Miranda called Agliano's "one of the pillars of the community" when he was growing up. There was a place in Ybor City where live chickens were sold to be eaten fresh later that night. And of course, the fish market.
"The thing that I will miss most about it is the thing that I lost since April of last year, which was Buster," Miranda said. "You can replace the fish market, but you can't replace Buster."
Richard Fernandez, 52, started working at the market in 1991. He had married one of the Aglianos' daughters, and became manager of the store about the time Mr. Agliano became ill and had to have a kidney removed, he said.
There wasn't much time to learn the business before he found himself in charge, Fernandez said.
"I was only there for two to three months, then I kinda got thrown to the wolves," he said. "It's been a very pleasurable experience."
Fernandez and his wife split up in 2002. He said he agreed with Mrs.
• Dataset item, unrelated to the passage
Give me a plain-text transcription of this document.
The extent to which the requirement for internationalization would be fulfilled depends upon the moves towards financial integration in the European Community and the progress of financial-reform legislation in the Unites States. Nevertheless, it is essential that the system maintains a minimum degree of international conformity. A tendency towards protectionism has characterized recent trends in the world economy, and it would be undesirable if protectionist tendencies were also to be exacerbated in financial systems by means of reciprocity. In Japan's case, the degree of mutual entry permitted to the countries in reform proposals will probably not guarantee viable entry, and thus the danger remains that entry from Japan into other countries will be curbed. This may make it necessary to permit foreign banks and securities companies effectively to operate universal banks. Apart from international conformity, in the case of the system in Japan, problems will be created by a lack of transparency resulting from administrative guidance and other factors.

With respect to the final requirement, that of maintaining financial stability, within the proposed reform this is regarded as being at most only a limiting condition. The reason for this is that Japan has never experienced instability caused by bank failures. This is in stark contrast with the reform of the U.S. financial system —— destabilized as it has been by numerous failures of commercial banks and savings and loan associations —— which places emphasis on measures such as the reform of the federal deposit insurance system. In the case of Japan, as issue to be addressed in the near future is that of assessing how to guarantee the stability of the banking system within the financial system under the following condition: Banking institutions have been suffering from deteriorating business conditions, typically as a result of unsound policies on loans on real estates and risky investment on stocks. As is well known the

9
Agliano's decision to close the business and sell the property, but it will be a loss to the community.
"We've always stressed quality and service, and people are going to miss us," Fernandez said.
Mrs. Agliano acknowledged that Ybor City has changed and said she welcomes it.
"It's sad, and at the same time it isn't, because we were there longer than most people are," she said. "I guess that the age that I'm at and the fact that he's no longer here ... I think this is probably what he would want me to do."